The "superimposed objects" are the signature of Bertrand Lavier. As their names indicate, they are simply two totally different objects placed one on top of the other. For example, here, we can find a sofa in the shape of a mouth on a freezer. But it is not just any sofa! It is the one designed by Salvador Dalì in 1936 taking the shape of the lips of the famous Mae West. By placing it on any Haier freezer, this composition reminds us of the duchampian readymade. And yet, the approach of the two artists is totally different. Bertrand Lavier does not choose these objects at random but according to their forms and the concordance of these. With La Bocca/Haier, he makes dialogue the curve of the lips and the right angle of the freezer. Everything is thought out in such a way that the forms, the colors, the sizes and proportions match perfectly. By confronting a work of Dada art with a banal object, Bertrand Lavier creates a dynamic that is both amusing and pleasant to look at.

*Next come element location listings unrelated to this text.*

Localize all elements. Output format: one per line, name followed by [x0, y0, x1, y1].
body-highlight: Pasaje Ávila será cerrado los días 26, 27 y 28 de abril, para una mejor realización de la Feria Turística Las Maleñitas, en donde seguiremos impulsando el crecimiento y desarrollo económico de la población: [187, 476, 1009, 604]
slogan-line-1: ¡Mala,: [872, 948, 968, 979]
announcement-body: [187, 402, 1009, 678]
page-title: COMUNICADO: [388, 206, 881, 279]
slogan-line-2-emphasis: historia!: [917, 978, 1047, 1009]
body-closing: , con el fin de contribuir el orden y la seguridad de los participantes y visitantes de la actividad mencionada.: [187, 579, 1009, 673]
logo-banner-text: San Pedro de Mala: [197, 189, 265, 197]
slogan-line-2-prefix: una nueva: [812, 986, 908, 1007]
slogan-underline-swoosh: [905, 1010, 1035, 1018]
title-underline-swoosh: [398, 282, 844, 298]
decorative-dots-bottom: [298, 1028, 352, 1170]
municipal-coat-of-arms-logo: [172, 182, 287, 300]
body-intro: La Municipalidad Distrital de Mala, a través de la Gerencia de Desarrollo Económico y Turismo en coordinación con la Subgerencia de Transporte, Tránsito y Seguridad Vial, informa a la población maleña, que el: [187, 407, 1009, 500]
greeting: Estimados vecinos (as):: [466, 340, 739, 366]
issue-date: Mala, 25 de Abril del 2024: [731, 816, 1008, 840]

Since the 1970s, Bertrand Lavier has been questioning the place of the work of art in everyday life and its nature by placing everyday objects in spaces dedicated to art. Whether they are modified, hybrid or superimposed, these objects are erected to the status of work of art. It is in this dynamic that the French artist realizes at the beginning of his career of the photographs of objects of the everyday life that, later, he covers with a thick layer of painting giving to see the object and the image of the object at the same time. Later, he invented these famous "superimposed objects", which became his signature.